Knowing when to struggle.

After reading and marking up The Elements (and Pleasures) of Difficulty and repeating the process with the selection relating the studies done on experts and novices, I noticed an overlap.  Often while reading Difficulty I wrote in the margins “But how do you teach students when to apply this?”

As the selection about novices and experts shows repeatedly, an expert recognizes patterns and is able to begin solving the problem—in fact, to know that a problem exists at all—because of their expert knowledge.  While Difficulty provides a method for students to attack difficulties, how will a novice student know when they should be struggling?

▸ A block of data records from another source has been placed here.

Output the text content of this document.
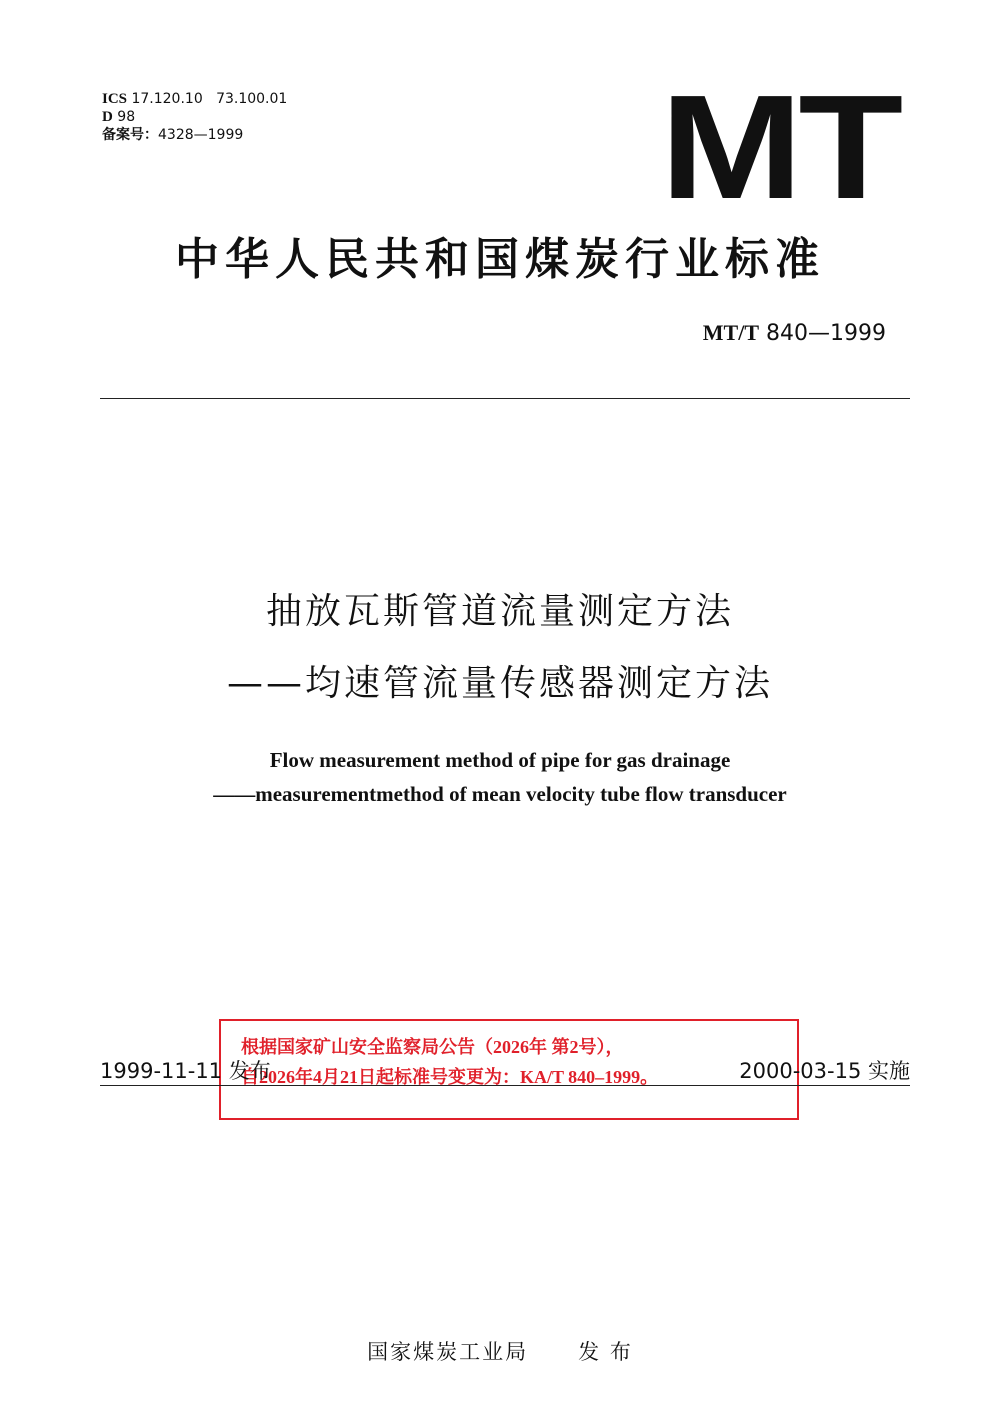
ICS 17.120.10   73.100.01
D 98
备案号：4328—1999	MT
中华人民共和国煤炭行业标准
MT/T 840—1999
抽放瓦斯管道流量测定方法
——均速管流量传感器测定方法
Flow measurement method of pipe for gas drainage
——measurementmethod of mean velocity tube flow transducer
根据国家矿山安全监察局公告（2026年 第2号），
自2026年4月21日起标准号变更为：KA/T 840–1999。
1999-11-11 发布	2000-03-15 实施
国家煤炭工业局 发 布
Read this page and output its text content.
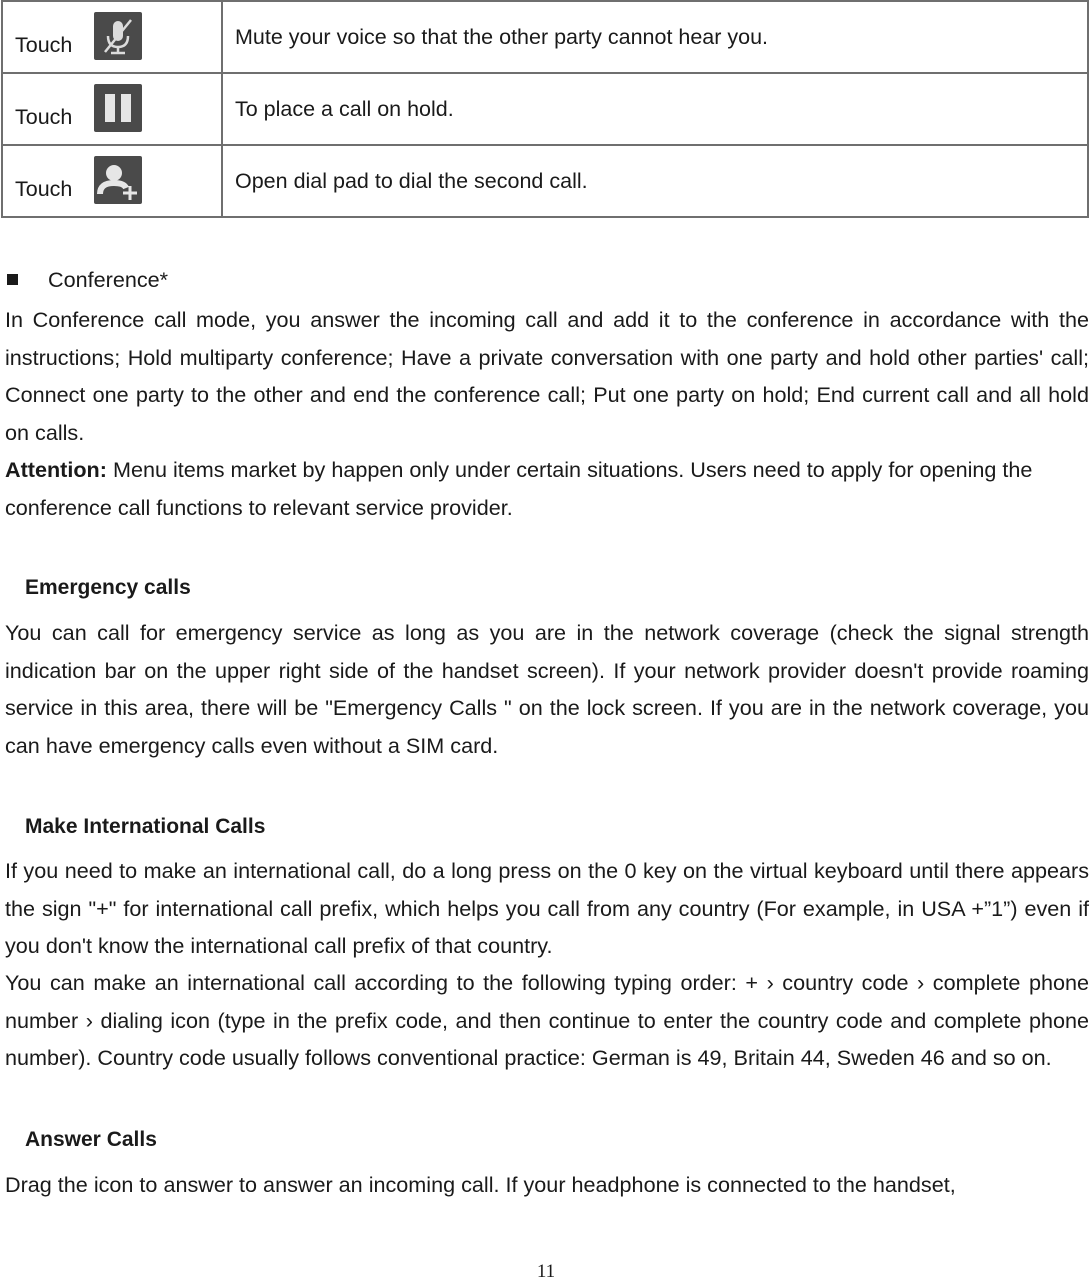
Touch	Mute your voice so that the other party cannot hear you.

Touch	To place a call on hold.

Touch	Open dial pad to dial the second call.
Conference*

In Conference call mode, you answer the incoming call and add it to the conference in accordance with the instructions; Hold multiparty conference; Have a private conversation with one party and hold other parties' call; Connect one party to the other and end the conference call; Put one party on hold; End current call and all hold on calls.

Attention: Menu items market by happen only under certain situations. Users need to apply for opening the conference call functions to relevant service provider.

Emergency calls

You can call for emergency service as long as you are in the network coverage (check the signal strength indication bar on the upper right side of the handset screen). If your network provider doesn't provide roaming service in this area, there will be "Emergency Calls " on the lock screen. If you are in the network coverage, you can have emergency calls even without a SIM card.

Make International Calls

If you need to make an international call, do a long press on the 0 key on the virtual keyboard until there appears the sign "+" for international call prefix, which helps you call from any country (For example, in USA +”1”) even if you don't know the international call prefix of that country.

You can make an international call according to the following typing order: + › country code › complete phone number › dialing icon (type in the prefix code, and then continue to enter the country code and complete phone number). Country code usually follows conventional practice: German is 49, Britain 44, Sweden 46 and so on.

Answer Calls

Drag the icon to answer to answer an incoming call. If your headphone is connected to the handset,

11
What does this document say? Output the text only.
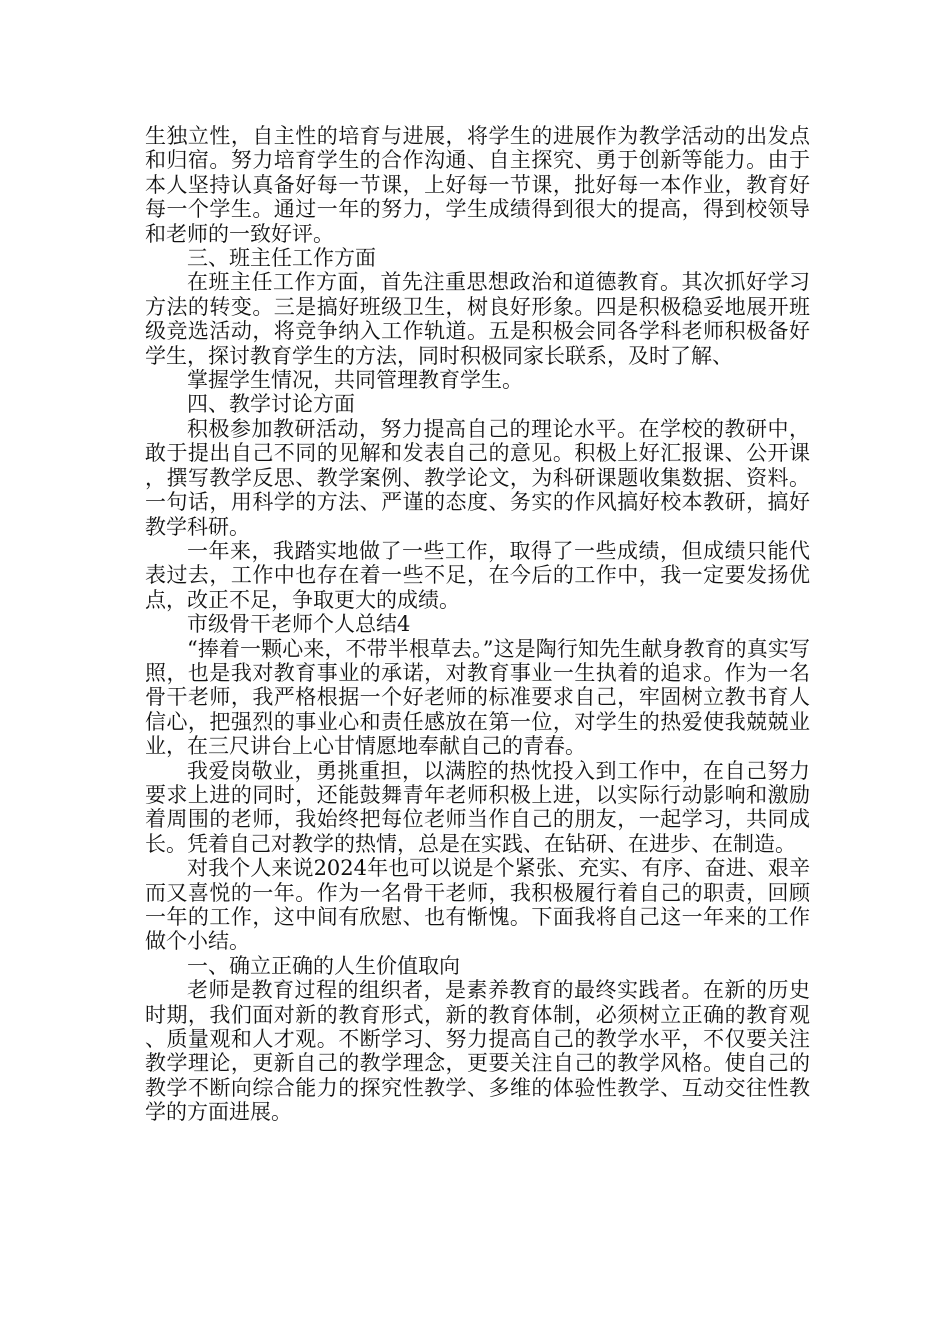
生独立性，自主性的培育与进展，将学生的进展作为教学活动的出发点和归宿。努力培育学生的合作沟通、自主探究、勇于创新等能力。由于本人坚持认真备好每一节课，上好每一节课，批好每一本作业，教育好每一个学生。通过一年的努力，学生成绩得到很大的提高，得到校领导和老师的一致好评。

三、班主任工作方面

在班主任工作方面，首先注重思想政治和道德教育。其次抓好学习方法的转变。三是搞好班级卫生，树良好形象。四是积极稳妥地展开班级竞选活动，将竞争纳入工作轨道。五是积极会同各学科老师积极备好学生，探讨教育学生的方法，同时积极同家长联系，及时了解、

掌握学生情况，共同管理教育学生。

四、教学讨论方面

积极参加教研活动，努力提高自己的理论水平。在学校的教研中，敢于提出自己不同的见解和发表自己的意见。积极上好汇报课、公开课，撰写教学反思、教学案例、教学论文，为科研课题收集数据、资料。一句话，用科学的方法、严谨的态度、务实的作风搞好校本教研，搞好教学科研。

一年来，我踏实地做了一些工作，取得了一些成绩，但成绩只能代表过去，工作中也存在着一些不足，在今后的工作中，我一定要发扬优点，改正不足，争取更大的成绩。

市级骨干老师个人总结4

“捧着一颗心来，不带半根草去。”这是陶行知先生献身教育的真实写照，也是我对教育事业的承诺，对教育事业一生执着的追求。作为一名骨干老师，我严格根据一个好老师的标准要求自己，牢固树立教书育人信心，把强烈的事业心和责任感放在第一位，对学生的热爱使我兢兢业业，在三尺讲台上心甘情愿地奉献自己的青春。

我爱岗敬业，勇挑重担，以满腔的热忱投入到工作中，在自己努力要求上进的同时，还能鼓舞青年老师积极上进，以实际行动影响和激励着周围的老师，我始终把每位老师当作自己的朋友，一起学习，共同成长。凭着自己对教学的热情，总是在实践、在钻研、在进步、在制造。

对我个人来说2024年也可以说是个紧张、充实、有序、奋进、艰辛而又喜悦的一年。作为一名骨干老师，我积极履行着自己的职责，回顾一年的工作，这中间有欣慰、也有惭愧。下面我将自己这一年来的工作做个小结。

一、确立正确的人生价值取向

老师是教育过程的组织者，是素养教育的最终实践者。在新的历史时期，我们面对新的教育形式，新的教育体制，必须树立正确的教育观、质量观和人才观。不断学习、努力提高自己的教学水平，不仅要关注教学理论，更新自己的教学理念，更要关注自己的教学风格。使自己的教学不断向综合能力的探究性教学、多维的体验性教学、互动交往性教学的方面进展。
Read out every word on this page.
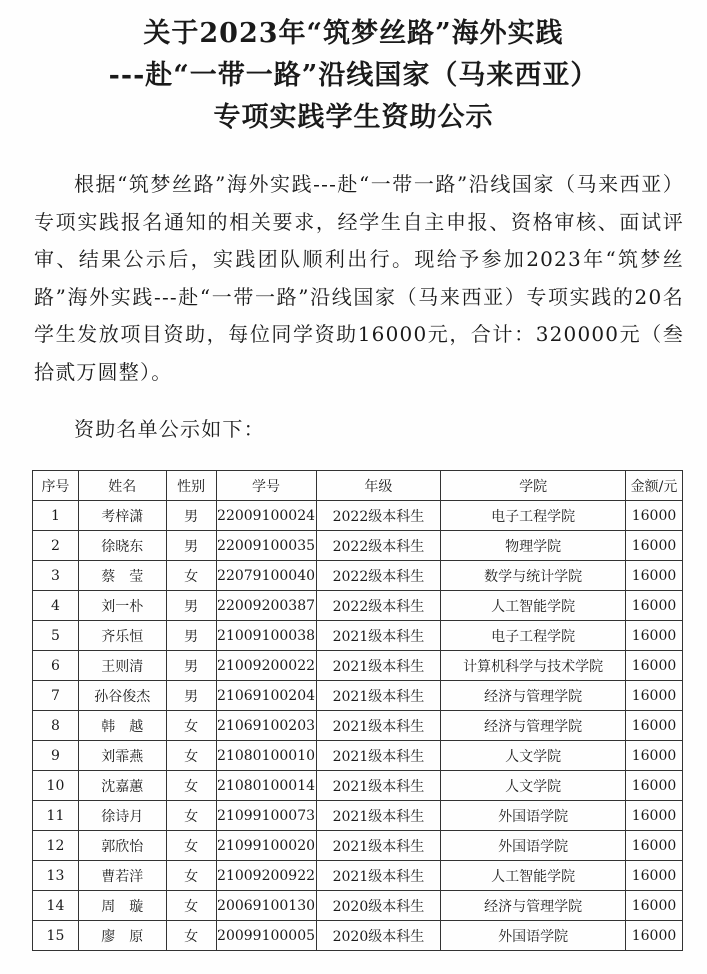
关于2023年“筑梦丝路”海外实践
---赴“一带一路”沿线国家（马来西亚）
专项实践学生资助公示

根据“筑梦丝路”海外实践---赴“一带一路”沿线国家（马来西亚）专项实践报名通知的相关要求，经学生自主申报、资格审核、面试评审、结果公示后，实践团队顺利出行。现给予参加2023年“筑梦丝路”海外实践---赴“一带一路”沿线国家（马来西亚）专项实践的20名学生发放项目资助，每位同学资助16000元，合计：320000元（叁拾贰万圆整）。

资助名单公示如下：
序号	姓名	性别	学号	年级	学院	金额/元
1	考梓潇	男	22009100024	2022级本科生	电子工程学院	16000
2	徐晓东	男	22009100035	2022级本科生	物理学院	16000
3	蔡　莹	女	22079100040	2022级本科生	数学与统计学院	16000
4	刘一朴	男	22009200387	2022级本科生	人工智能学院	16000
5	齐乐恒	男	21009100038	2021级本科生	电子工程学院	16000
6	王则清	男	21009200022	2021级本科生	计算机科学与技术学院	16000
7	孙谷俊杰	男	21069100204	2021级本科生	经济与管理学院	16000
8	韩　越	女	21069100203	2021级本科生	经济与管理学院	16000
9	刘霏燕	女	21080100010	2021级本科生	人文学院	16000
10	沈嘉蕙	女	21080100014	2021级本科生	人文学院	16000
11	徐诗月	女	21099100073	2021级本科生	外国语学院	16000
12	郭欣怡	女	21099100020	2021级本科生	外国语学院	16000
13	曹若洋	女	21009200922	2021级本科生	人工智能学院	16000
14	周　璇	女	20069100130	2020级本科生	经济与管理学院	16000
15	廖　原	女	20099100005	2020级本科生	外国语学院	16000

Reflecting on the difficulty papers provided by student novices within the book and thinking of my own experiences with students, I realized that some difficulties will be easy for students to spot.  A cultural element that isn’t familiar or a difficult word are easily identified stumbling blocks.  I can see the difficulty paper being a productive strategy for helping students navigate these types of difficulties.

On the other hand, other types of difficulties frequently go unrecognized by students.  Difficulty addressed a large section to reading Shakespeare, which led me to reflect on my own experiences as a reader and teacher of Shakespeare’s work.  There are many words in early modern English that have altered in meaning over time and these are often stumbling blocks for students.  For example, the expression “passing fair” is often taken by students to mean that the woman in question is “just barely attractive” because of how the word “passing” is understood by the student—or so they think.  It is only with an expert’s help that a student realizes that the word “passing” didn’t mean what they thought it meant.

I don’t bring this topic to light in order to attack of dismiss the idea of the difficulty paper, but it does give me questions about how to teach students the difficulty paper.  I can certainly model how to spot difficulties for my students—but is that enough?  Is there something more I can do as the most expert person in the room to help my students identify difficulties?

Though I have questions remaining about the strategies presented in Difficulty, I did appreciate that the strategies given emphasize showing students how much they know rather than how much they have left to learn.  I have watched many students become disheartened by their own confusion and so I know how important a student’s confidence is to following through on a difficult text.  Reading this text has definitely inspired me to make a more conscious effort to demonstrate to students how their struggles with literature are an indication of their successes and not their failures.